The Good. As Darryll pointed out in his post, the new paragraph has procedural protections for affected organizations that are sorely lacking from existing section 501(p). Those protections include a notice requirement prior to the designation, a 90-day period from the mailing of the notice for the organization to challenge the proposed designation either as incorrect or as corrected with a commitment not to provide further support or resources to organizations described in paragraph two of section 501(p), administrative review of any designation by the IRS Independent Office of Appeals, and the ability to seek review in federal district court. While these procedural rules do not extend to the rest of section 501(p), they are a welcome protection for organizations subject to designation under the proposed new paragraph.
The Bad?
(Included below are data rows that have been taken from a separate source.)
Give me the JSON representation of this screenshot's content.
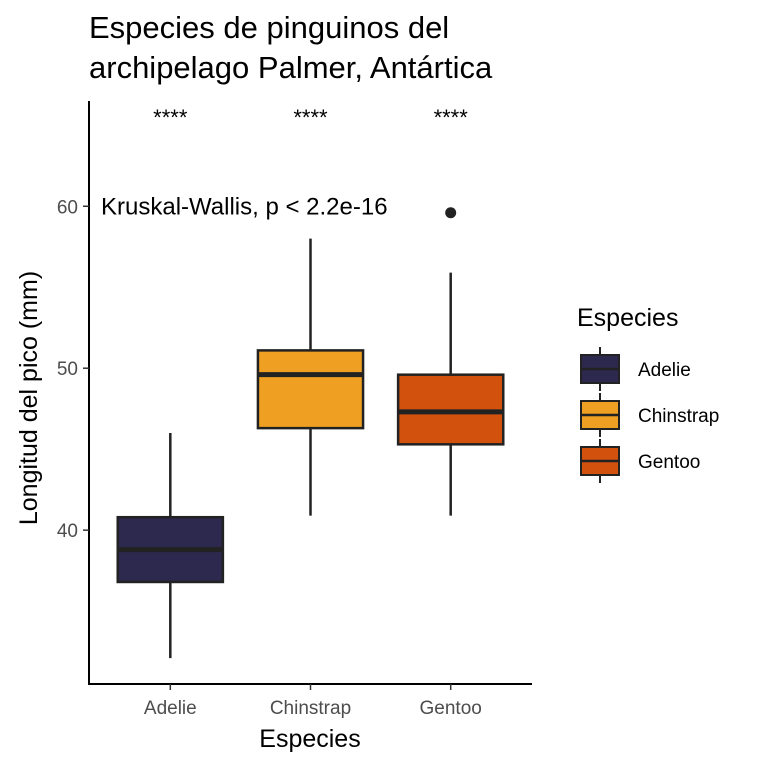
{
  "chart_data": {
    "type": "boxplot",
    "title_lines": [
      "Especies de pinguinos del",
      "archipelago Palmer, Antártica"
    ],
    "xlabel": "Especies",
    "ylabel": "Longitud del pico (mm)",
    "ylim": [
      30.5,
      66.5
    ],
    "yticks": [
      40,
      50,
      60
    ],
    "categories": [
      "Adelie",
      "Chinstrap",
      "Gentoo"
    ],
    "boxes": [
      {
        "name": "Adelie",
        "color": "#2d284d",
        "whisker_low": 32.1,
        "q1": 36.8,
        "median": 38.8,
        "q3": 40.8,
        "whisker_high": 46.0,
        "outliers": []
      },
      {
        "name": "Chinstrap",
        "color": "#efa023",
        "whisker_low": 40.9,
        "q1": 46.3,
        "median": 49.6,
        "q3": 51.1,
        "whisker_high": 58.0,
        "outliers": []
      },
      {
        "name": "Gentoo",
        "color": "#d2520d",
        "whisker_low": 40.9,
        "q1": 45.3,
        "median": 47.3,
        "q3": 49.6,
        "whisker_high": 55.9,
        "outliers": [
          59.6
        ]
      }
    ],
    "annotation": "Kruskal-Wallis, p < 2.2e-16",
    "annotation_y": 60.0,
    "significance_labels": [
      "****",
      "****",
      "****"
    ],
    "significance_y": 65.5,
    "legend": {
      "title": "Especies",
      "position": "right",
      "entries": [
        "Adelie",
        "Chinstrap",
        "Gentoo"
      ]
    },
    "grid": false
  }
}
As good as the procedural provisions are, there may be serious issues raised by the substantive rule that brings an organization within the reach of the new paragraph. The paragraph defines as terrorist supporting organization as "any organization which is designated by the Secretary as having provided, during the 3-year period ending on the date of such designation, material support or resources (within the meaning of section 2339B of title 18, United States Code) to an organization described in paragraph (2) (determined after the application of this paragraph to such organization) in excess of a de minimis amount." Three aspects of this rule raise concerns:
- The three-year look-back, especially since it appears to include support provided to a group that at the time of the provision of the support was not described in paragraph two but subsequently came to be so described.
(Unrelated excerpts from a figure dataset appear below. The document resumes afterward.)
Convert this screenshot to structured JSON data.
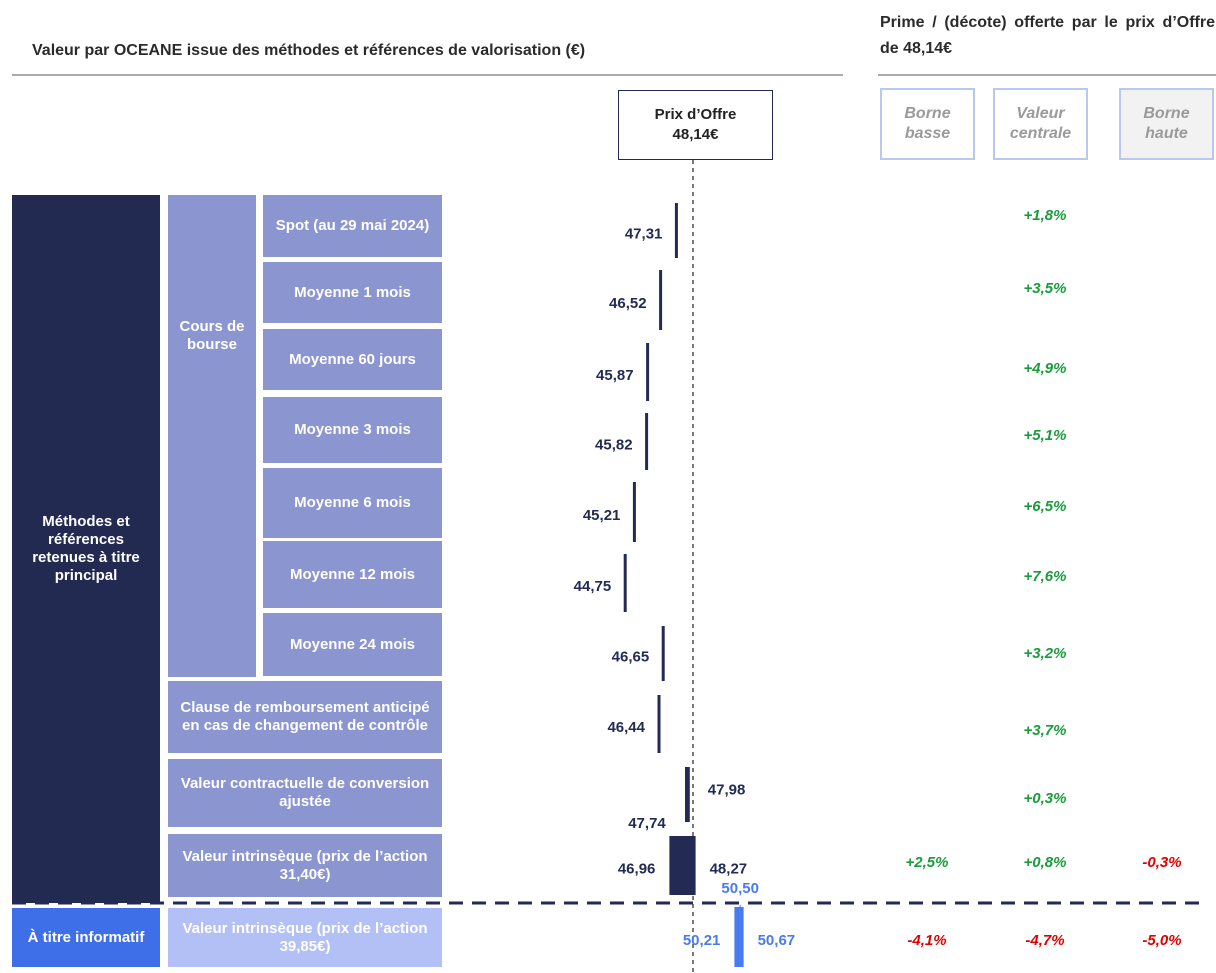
{
  "title": "Valeur par OCEANE issue des méthodes et références de valorisation (€)",
  "premium_title": "Prime / (décote) offerte par le prix d’Offre de 48,14€",
  "offer": {
    "label": "Prix d’Offre",
    "value": 48.14,
    "value_label": "48,14€"
  },
  "premium_columns": [
    "Borne basse",
    "Valeur centrale",
    "Borne haute"
  ],
  "sections": [
    {
      "label": "Méthodes et références retenues à titre principal",
      "subgroup": "Cours de bourse",
      "rows": [
        {
          "label": "Spot (au 29 mai 2024)",
          "values": [
            47.31
          ],
          "value_labels": [
            "47,31"
          ],
          "premiums": [
            null,
            {
              "value": 1.8,
              "label": "+1,8%"
            },
            null
          ]
        },
        {
          "label": "Moyenne 1 mois",
          "values": [
            46.52
          ],
          "value_labels": [
            "46,52"
          ],
          "premiums": [
            null,
            {
              "value": 3.5,
              "label": "+3,5%"
            },
            null
          ]
        },
        {
          "label": "Moyenne 60 jours",
          "values": [
            45.87
          ],
          "value_labels": [
            "45,87"
          ],
          "premiums": [
            null,
            {
              "value": 4.9,
              "label": "+4,9%"
            },
            null
          ]
        },
        {
          "label": "Moyenne 3 mois",
          "values": [
            45.82
          ],
          "value_labels": [
            "45,82"
          ],
          "premiums": [
            null,
            {
              "value": 5.1,
              "label": "+5,1%"
            },
            null
          ]
        },
        {
          "label": "Moyenne 6 mois",
          "values": [
            45.21
          ],
          "value_labels": [
            "45,21"
          ],
          "premiums": [
            null,
            {
              "value": 6.5,
              "label": "+6,5%"
            },
            null
          ]
        },
        {
          "label": "Moyenne 12 mois",
          "values": [
            44.75
          ],
          "value_labels": [
            "44,75"
          ],
          "premiums": [
            null,
            {
              "value": 7.6,
              "label": "+7,6%"
            },
            null
          ]
        },
        {
          "label": "Moyenne 24 mois",
          "values": [
            46.65
          ],
          "value_labels": [
            "46,65"
          ],
          "premiums": [
            null,
            {
              "value": 3.2,
              "label": "+3,2%"
            },
            null
          ]
        },
        {
          "label": "Clause de remboursement anticipé en cas de changement de contrôle",
          "values": [
            46.44
          ],
          "value_labels": [
            "46,44"
          ],
          "premiums": [
            null,
            {
              "value": 3.7,
              "label": "+3,7%"
            },
            null
          ]
        },
        {
          "label": "Valeur contractuelle de conversion ajustée",
          "values": [
            47.74,
            47.98
          ],
          "value_labels": [
            "47,74",
            "47,98"
          ],
          "premiums": [
            null,
            {
              "value": 0.3,
              "label": "+0,3%"
            },
            null
          ]
        },
        {
          "label": "Valeur intrinsèque (prix de l’action 31,40€)",
          "values": [
            46.96,
            48.27
          ],
          "value_labels": [
            "46,96",
            "48,27"
          ],
          "premiums": [
            {
              "value": 2.5,
              "label": "+2,5%"
            },
            {
              "value": 0.8,
              "label": "+0,8%"
            },
            {
              "value": -0.3,
              "label": "-0,3%"
            }
          ]
        }
      ]
    },
    {
      "label": "À titre informatif",
      "rows": [
        {
          "label": "Valeur intrinsèque (prix de l’action 39,85€)",
          "values": [
            50.21,
            50.67
          ],
          "value_labels": [
            "50,21",
            "50,67"
          ],
          "central": {
            "value": 50.5,
            "label": "50,50"
          },
          "premiums": [
            {
              "value": -4.1,
              "label": "-4,1%"
            },
            {
              "value": -4.7,
              "label": "-4,7%"
            },
            {
              "value": -5.0,
              "label": "-5,0%"
            }
          ]
        }
      ]
    }
  ]
}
- The incorporation of 18 U.S.C. 2339B, which in turn incorporates the definition of "material support or resources" from 18 U.S.C. 2339A. That latter provision defines this term broadly to include "any property, tangible or intangible, or service, including currency or monetary instruments or financial securities, financial services, lodging, training, expert advice or assistance, safehouses, false documentation or identification, communications equipment, facilities, weapons, lethal substances, explosives, personnel (1 or more individuals who may be or include oneself), and transportation, except medicine or religious materials."
- Unlike the two above criminal statutes, there is no requirement in the proposed new paragraph of section 501(p) that the material support or resources be provided "knowingly" (section 2339A(a)) or "knowing or intending" (section 2339B(a)) it would be used to violate certain federal criminal laws.
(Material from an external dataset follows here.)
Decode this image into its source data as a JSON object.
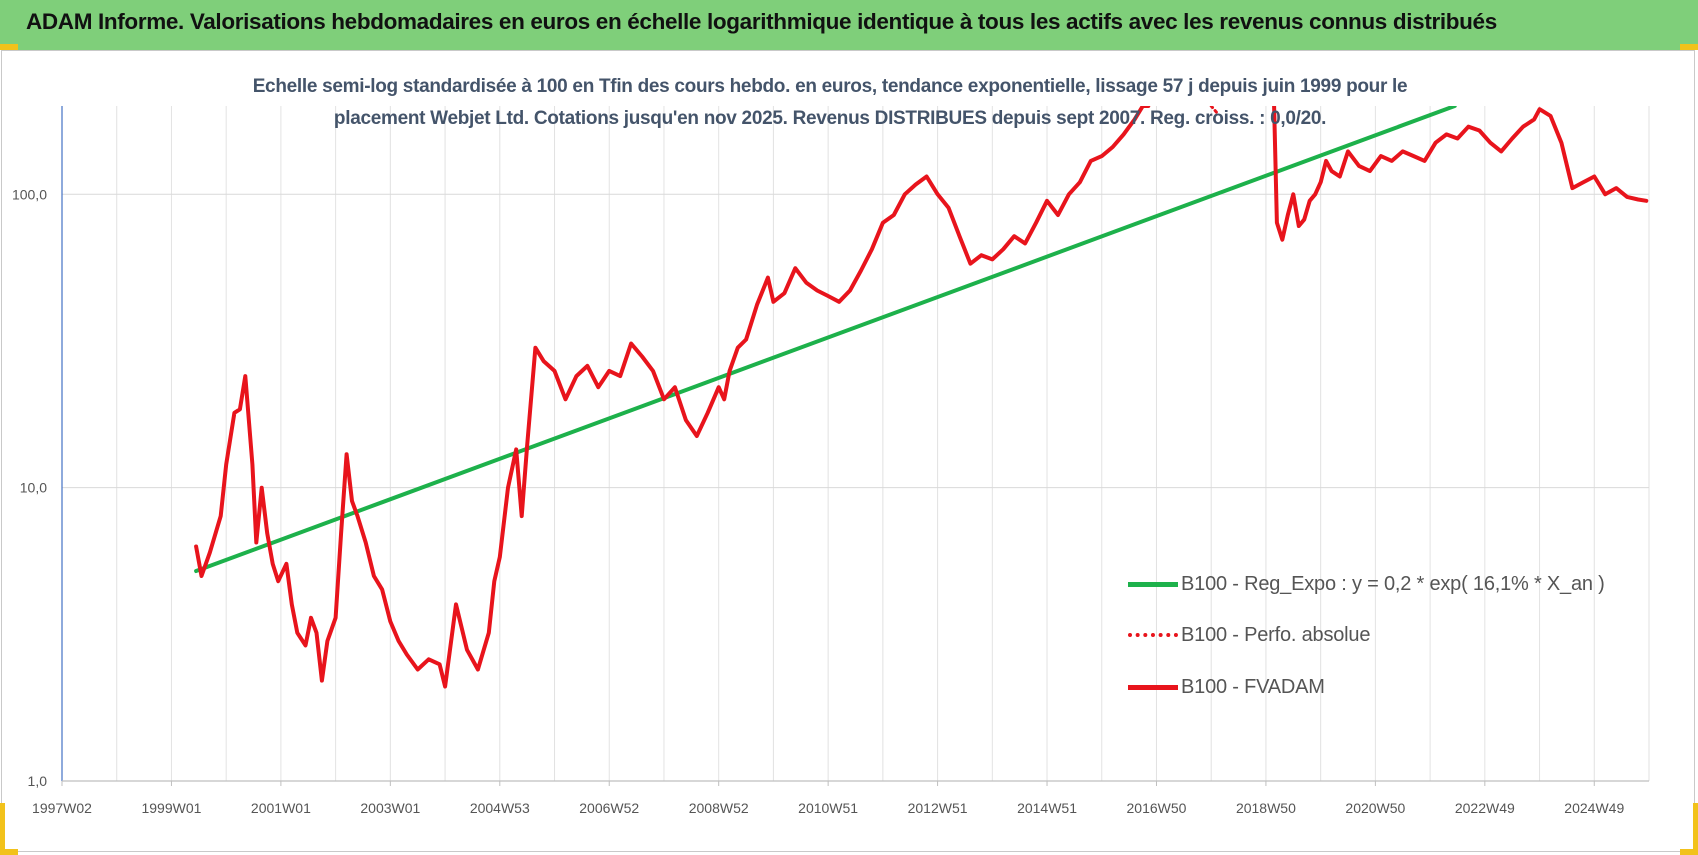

My understanding is that critics have also raised concerns that if Organization A provides support - say a grant - to Organization B that in turn independently provides support (without using any of the support provided by Organization A to do so) to Organization C and it then turns out that Organization C is described in paragraph two, Organization A will fall afoul of the new paragraph, and that this chaining effect could extend to an indefinite number of organizations. I have not, however, been able to confirm that this is the case or how the above criminal statutes interpret material support or resources in this respect. (For more about those statutes, see this recent Congressional Research Service report.)
The (Potential) Ugly. My understanding is that perhaps the greatest concern critics have raised is that the designation under this new paragraph is no longer with other agencies that specialize in terrorism investigations (or the President via Executive Order) but instead with the Secretary of the Treasury. While I am not familiar enough with the designation processes listed in current section 501(p)(2) and so how politicized they are or could be, the concern with this new designation power appears to be that the Secretary is a politically appointee who could - either directly or through reliance on a politically motivated underling - target the new designation against politically disfavored tax-exempt organizations. And while the procedural provisions described above are available to try to prevent or challenge any incorrect designation, invoking them of course can be costly and time consuming process, which many tax-exempt organizations may not realistically be able to afford.
The bottom line is that the legislation raises many questions that do not appear to have been addressed much if at all in the run-up to the House's passage. Hopefully therefore the Senate will not take up the bill but instead leave it to the next Congress, perhaps with more deliberation, to consider.